The researchers suspect that the ticks are becoming infected from the blood meal they ingest as larvae, after which they fall to the ground and burrow into the soil, where they will develop and molt into the nymphal stage. Then, when the nymphs emerge in the spring looking for their next meal, they can pass the infection on to people. Of course, “this is speculation based on the fact that we’re getting these hot ticks in the spring,” Nicholson says.

“It just goes to show that the diversity of potential pathogens carried by ticks is fairly large.—­Sam Telford, Tufts University

To get more answers, the team has been out in the field again this year, and is expanding its search for the virus from just ticks to the vertebrates that A. americanum generally feeds on, such as wild turkey, deer, raccoons, and gray squirrels.

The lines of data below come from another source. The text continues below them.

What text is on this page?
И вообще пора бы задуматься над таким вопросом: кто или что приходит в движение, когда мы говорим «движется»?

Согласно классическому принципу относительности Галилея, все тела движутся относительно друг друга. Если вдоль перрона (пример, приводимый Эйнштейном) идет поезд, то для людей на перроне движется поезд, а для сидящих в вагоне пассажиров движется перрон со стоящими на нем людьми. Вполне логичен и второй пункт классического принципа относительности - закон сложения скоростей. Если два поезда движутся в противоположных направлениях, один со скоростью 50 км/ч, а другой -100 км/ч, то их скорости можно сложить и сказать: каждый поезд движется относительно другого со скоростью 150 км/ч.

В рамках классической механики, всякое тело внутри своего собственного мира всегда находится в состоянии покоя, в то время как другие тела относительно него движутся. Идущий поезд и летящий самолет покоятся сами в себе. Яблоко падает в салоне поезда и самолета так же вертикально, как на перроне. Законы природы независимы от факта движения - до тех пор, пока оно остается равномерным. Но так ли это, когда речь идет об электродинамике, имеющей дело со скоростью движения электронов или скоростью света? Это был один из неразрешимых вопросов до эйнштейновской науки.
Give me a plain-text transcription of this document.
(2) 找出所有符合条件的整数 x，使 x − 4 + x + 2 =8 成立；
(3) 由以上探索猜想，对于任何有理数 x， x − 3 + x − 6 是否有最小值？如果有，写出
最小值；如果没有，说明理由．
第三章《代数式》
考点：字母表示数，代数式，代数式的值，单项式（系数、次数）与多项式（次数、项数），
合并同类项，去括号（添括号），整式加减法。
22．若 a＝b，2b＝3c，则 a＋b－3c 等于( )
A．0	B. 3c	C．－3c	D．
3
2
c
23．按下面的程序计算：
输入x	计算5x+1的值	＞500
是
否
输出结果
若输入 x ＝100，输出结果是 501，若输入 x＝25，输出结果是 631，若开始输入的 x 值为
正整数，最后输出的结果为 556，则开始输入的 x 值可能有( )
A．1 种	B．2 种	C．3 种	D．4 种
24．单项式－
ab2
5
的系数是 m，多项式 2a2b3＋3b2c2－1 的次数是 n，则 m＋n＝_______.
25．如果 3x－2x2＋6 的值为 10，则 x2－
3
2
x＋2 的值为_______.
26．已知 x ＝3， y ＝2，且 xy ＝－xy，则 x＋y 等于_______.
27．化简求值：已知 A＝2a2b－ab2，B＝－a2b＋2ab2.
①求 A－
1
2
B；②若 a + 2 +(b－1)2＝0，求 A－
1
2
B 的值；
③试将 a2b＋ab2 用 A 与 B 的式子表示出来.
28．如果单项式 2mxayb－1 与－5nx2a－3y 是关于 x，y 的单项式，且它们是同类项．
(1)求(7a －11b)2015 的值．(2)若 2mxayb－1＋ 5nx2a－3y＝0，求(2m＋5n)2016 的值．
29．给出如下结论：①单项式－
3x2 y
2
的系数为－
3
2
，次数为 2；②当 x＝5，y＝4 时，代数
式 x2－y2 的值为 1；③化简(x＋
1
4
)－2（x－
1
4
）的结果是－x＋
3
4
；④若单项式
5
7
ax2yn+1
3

As for the virus’s origin, “none of us believe that this is a new introduction,” says Telford. More likely, “it’s been under our noses all along. It  just goes to show that the diversity of potential pathogens carried by ticks is fairly large.”

One possible explanation for the virus’s recent emergence as a disease-causing pathogen, then, is the country’s changing demographic. “The American population as a whole is aging,” Telford notes. “Previously, maybe something like this was infecting perfectly healthy younger farmers in Missouri, and they just sort of shrugged it off.” Indeed, the two case patients were 57 and 67 years old. “It’s a pattern that we’ve seen in infectious biology all along—that as people age they become immune-compromised and far more susceptible to severe disease,” says Telford, who in 1997 discovered a flavivirus carried by deer ticks—which also transmit Lyme disease—that has shown up on the radars of epidemiologists only in the last 5 years.

“It’s much more than just a story of pathogen discovery and a new threat from ticks,” he adds. “I think the more interesting stuff is how these [pathogen] communities evolved, where they come from, and what are the things that lead us to recognize them as potential causes of disease.”